Russian strikes on and around the west Ukrainian city of Lviv in the past few days including, most recently, a strike on an airfield that caused significant damage to fighter jets on the ground indicate that Ukraine has been unable to re-secure as tight an air defense capability as it once possessed. We know that many Patriots have been destroyed. We know that of the six F-16s that recently arrived in Ukraine, one was destroyed either by Russian fire or in an accident. Others are said to have played a role in air defense although their total impact so far appears slight.
Following a recent meeting in Ramstein of Ukraine’s sponsors, US secretary of defense, Lloyd Austin, has retained the US prohibition on Ukrainian use of Western long-range missiles against targets in Russia.
It is entirely plausible that this may represent the outcome of a covert US deal with Russia. Russia had threatened that US greenlighting of the use of long range missiles against Russia might trigger the supply of equivalent Russian arms to enemies of the West such as the Houthis of Yemen who have already inflicted significant damage on Western trade through the Red Sea in retaliation for Israeli genocide of Palestinians. So it would make sense for the US and Russia to cut a deal for as long as both parties can restrain their hawks.
I get the impression that the bases for Western hawkishness are flagging somewhat amidst pre-election uncertainties and anxieties in the US and growing hostility against aid to Ukraine in Germany in the wake of recent electoral successes of the AfD and the BSW whose main problem in the eyes of the governing SPD-led coalition and the establishment opposition CDU party is that these newer parties are responding to the real issues that the electorate care about - something the establishment describes as “extreme.”

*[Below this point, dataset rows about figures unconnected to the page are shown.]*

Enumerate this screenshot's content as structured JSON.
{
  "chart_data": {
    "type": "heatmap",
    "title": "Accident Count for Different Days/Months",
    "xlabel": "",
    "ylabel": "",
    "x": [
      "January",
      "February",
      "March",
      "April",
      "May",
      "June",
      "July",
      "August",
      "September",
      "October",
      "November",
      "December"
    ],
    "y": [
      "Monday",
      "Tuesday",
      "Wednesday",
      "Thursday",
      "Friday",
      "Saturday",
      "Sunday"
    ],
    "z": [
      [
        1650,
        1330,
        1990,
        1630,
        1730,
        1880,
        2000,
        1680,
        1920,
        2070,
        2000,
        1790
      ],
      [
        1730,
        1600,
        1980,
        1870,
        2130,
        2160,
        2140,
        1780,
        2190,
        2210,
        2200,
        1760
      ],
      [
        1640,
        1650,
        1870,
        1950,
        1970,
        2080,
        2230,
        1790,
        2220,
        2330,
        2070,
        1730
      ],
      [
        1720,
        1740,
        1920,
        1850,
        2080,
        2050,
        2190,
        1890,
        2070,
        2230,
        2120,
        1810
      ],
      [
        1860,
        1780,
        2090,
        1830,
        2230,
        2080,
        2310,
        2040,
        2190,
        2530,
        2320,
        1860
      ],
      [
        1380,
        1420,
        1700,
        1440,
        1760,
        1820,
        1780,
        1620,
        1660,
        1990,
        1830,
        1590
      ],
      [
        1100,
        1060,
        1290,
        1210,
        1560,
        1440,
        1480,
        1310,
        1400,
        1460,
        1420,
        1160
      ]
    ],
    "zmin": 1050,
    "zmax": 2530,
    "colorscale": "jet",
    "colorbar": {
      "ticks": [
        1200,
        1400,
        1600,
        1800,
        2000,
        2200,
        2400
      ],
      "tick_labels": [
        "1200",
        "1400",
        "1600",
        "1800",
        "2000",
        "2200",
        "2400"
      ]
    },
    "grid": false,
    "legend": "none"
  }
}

In Russia, I suspect the strength of the hawks is increasing as they begin to suspect that Putin is already or will go soft, and that the West knows this This perspective depends heavily on the view that the Kursk invasion has indeed been a major embarrassment to, and set-back for, the Putin administration especially given Russia’s perennial vulnerability to the West’s superiority in the propaganda war. Hawks fear that Putin will settle for Russia’s minimalist aims (acknowledgment of Crimea and the unoccupied territories of Donetsk, Luhansk, Zapporizhzhia and Kherson as Russian) plus Ukrainian neutrality vis-a-vis NATO, but whitewashing earlier demands for demilitarization and denazification.
A “soft” resolution of this kind might be fine and dandy for the capitalist and oligarch class whom Putin mainly represents but will be very objectionable to Russian nationalists and the military.
These considerations may go hand in hand with a relative de-escalation at Ramstein of Western gifting of Western taxpayer wealth to Ukraine, iconized by the reduction in Germany’s latest package of weapons aid that includes only 70 Leopard One tanks whose history goes back to World War One.
Notwithstanding the prohibition on use of long-range missiles on targets in Russia, the West continues to gift such missiles for use on the battlefield and to escalate in terms of the type of missile it supplies as in the matter of JSSMS, whose advantage of stealth is undermined by reliance on GPS which Russian electronic warfare may be well equipped to hack.
The backbone of Russian missile strength is the triad of Islandar-Kinzhal-Avangard hypersonic missiles, one that is probably superior in quality and quantity to anything NATO can put up. Talk of Western supply of a couple of hundred or so JSSMS needs to be placed in the context of: (1) the 10000 cruise missiles that Russia has already fired on Ukraine in this war, (2) of Ukraine’s ability to keep fighting nonetheless, and (3) the vast geographic scale of the Russian Federation. In other words, all the missiles supplied to Ukraine have done little or nothing to make Russia desist, and while Russian missile offensives on Ukraine have been devastating they have not yet forced Ukraine to desist. Why then would one expect that the far, far more extensive territory of Russia will succumb to a few more Western missiles fired from Ukraine?